Today is Wednesday, Aug. 14, the 226th day of 2019. There are 139 days left in the year.
Today's Highlight in History:
On August 14, 1945, President Harry S. Truman announced that Imperial Japan had surrendered unconditionally, ending World War II.
On this date:
In 1900, international forces, including U.S. Marines, entered Beijing to put down the Boxer Rebellion, which was aimed at purging China of foreign influence.
In 1935, President Franklin D. Roosevelt signed the Social Security Act into law.
In 1941, President Franklin D. Roosevelt and British Prime Minister Winston Churchill issued the Atlantic Charter, a statement of principles that renounced aggression.
In 1948, the Summer Olympics in London ended; they were the first Olympic games held since 1936.
In 1969, British troops went to Northern Ireland to intervene in sectarian violence between Protestants and Roman Catholics.
In 1973, U.S. bombing of Cambodia came to a halt.
In 1980, actress-model Dorothy Stratten, 20, was shot to death by her estranged husband and manager, Paul Snider, who then killed himself.
In 1992, the White House announced that the Pentagon would begin emergency airlifts of food to Somalia to alleviate mass deaths by starvation.
In 1997, an unrepentant Timothy McVeigh was formally sentenced to death for the Oklahoma City bombing.
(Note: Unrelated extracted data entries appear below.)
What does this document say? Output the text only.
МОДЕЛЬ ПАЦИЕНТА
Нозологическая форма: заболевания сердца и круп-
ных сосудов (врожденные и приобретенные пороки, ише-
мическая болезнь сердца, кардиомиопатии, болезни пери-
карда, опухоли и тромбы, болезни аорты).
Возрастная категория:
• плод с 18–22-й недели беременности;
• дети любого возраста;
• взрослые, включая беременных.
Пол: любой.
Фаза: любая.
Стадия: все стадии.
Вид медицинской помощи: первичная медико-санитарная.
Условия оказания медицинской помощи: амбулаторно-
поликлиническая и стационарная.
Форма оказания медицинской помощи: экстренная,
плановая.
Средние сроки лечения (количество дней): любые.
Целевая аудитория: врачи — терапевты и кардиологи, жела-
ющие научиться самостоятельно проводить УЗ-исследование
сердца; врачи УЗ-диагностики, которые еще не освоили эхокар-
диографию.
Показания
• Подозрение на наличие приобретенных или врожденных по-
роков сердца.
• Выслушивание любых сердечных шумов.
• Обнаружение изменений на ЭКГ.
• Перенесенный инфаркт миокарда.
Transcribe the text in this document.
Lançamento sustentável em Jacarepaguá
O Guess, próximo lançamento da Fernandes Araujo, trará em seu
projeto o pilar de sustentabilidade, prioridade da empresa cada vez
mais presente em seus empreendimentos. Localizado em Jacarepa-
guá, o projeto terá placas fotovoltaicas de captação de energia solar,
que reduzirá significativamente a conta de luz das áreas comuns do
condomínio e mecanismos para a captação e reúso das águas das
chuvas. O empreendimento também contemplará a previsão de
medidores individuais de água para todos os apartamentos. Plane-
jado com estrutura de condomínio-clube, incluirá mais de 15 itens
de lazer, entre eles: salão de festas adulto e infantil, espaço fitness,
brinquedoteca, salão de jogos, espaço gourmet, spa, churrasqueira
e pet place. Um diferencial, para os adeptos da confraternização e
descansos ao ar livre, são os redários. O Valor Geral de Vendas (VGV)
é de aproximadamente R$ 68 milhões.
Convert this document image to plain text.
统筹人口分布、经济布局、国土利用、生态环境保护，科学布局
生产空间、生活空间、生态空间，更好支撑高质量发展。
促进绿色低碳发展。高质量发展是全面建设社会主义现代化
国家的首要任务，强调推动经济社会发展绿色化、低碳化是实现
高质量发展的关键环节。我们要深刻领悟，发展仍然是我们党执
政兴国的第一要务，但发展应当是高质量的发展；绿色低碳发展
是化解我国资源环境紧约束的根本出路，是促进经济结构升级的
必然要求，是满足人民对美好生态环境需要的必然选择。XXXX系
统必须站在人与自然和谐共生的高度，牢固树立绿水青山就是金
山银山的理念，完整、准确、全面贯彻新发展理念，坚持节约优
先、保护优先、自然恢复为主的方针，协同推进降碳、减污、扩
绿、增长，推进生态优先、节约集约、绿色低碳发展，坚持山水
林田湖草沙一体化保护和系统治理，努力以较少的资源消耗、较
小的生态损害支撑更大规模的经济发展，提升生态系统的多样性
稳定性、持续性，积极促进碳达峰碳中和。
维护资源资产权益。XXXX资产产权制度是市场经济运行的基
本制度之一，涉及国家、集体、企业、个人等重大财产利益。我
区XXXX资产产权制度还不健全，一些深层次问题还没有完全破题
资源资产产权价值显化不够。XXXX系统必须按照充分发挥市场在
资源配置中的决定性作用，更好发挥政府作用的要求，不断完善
In 2003, a huge blackout hit the northeastern United States and part of Canada; 50 million people lost power.
In 2008, President George W. Bush signed consumer-safety legislation that banned lead from children's toys, imposing the toughest standard in the world.
In 2017, under pressure from right and left, President Donald Trump condemned white supremacist groups by name, declaring them to be "repugnant to everything that we hold dear as Americans." The CEO of Merck, the nation's third-largest pharmaceutical company, resigned from a federal advisory council, citing Trump's failure to explicitly condemn white nationalists who marched in Charlottesville, Virginia. (Kenneth Frazier was one of the few African Americans to head a Fortune 500 company. The CEOs of Intel and Under Armour also resigned from the American Manufacturing Council later in the day.)
Ten years ago: Kicking off a four-state push for his health care overhaul plan, President Barack Obama denounced what he suggested was news media overemphasis on scenes of angry protesters at town-hall meetings, telling his own gathering in Belgrade, Montana, that "TV loves a ruckus." Charles Manson follower Lynette "Squeaky" Fromme, 60, convicted of trying to assassinate President Gerald Ford in 1975, was released from a Texas prison hospital after more than three decades behind bars.
Five years ago: Nouri al-Malaki, Iraq's prime minister for eight years, relinquished the post to his nominated successor, ending a political deadlock. Pope Francis called for renewed efforts to forge peace on the war-divided Korean Peninsula as he opened a five-day visit to South Korea. Rob Manfred was elected baseball's 10th commissioner, winning a three-man race to succeed Bud Selig. San Francisco said goodbye to Candlestick Park — the stadium where the city's beloved Giants and 49ers celebrated some of their greatest triumphs — with an evening concert by former Beatle Paul McCartney.
One year ago: A highway bridge collapsed in the Italian city of Genoa during a storm, sending vehicles plunging nearly 150 feet and leaving 43 people dead. Vermont Democrats chose the nation's first transgender gubernatorial nominee, Christine Hallquist. (Hallquist would get 40% of the vote in November against Republican Phil Scott, who won with 55%.) A state grand jury report concluded that some 300 Roman Catholic priests in Pennsylvania had molested more than 1,000 children since the 1940s and that church officials had covered up complaints. Puerto Rico officials announced that power was restored to the entire island for the first time since Hurricane Maria nearly 11 months earlier. Los Angeles transit officials said the city's subway system would become the first in the country to install body scanners to screen passengers for weapons and explosives.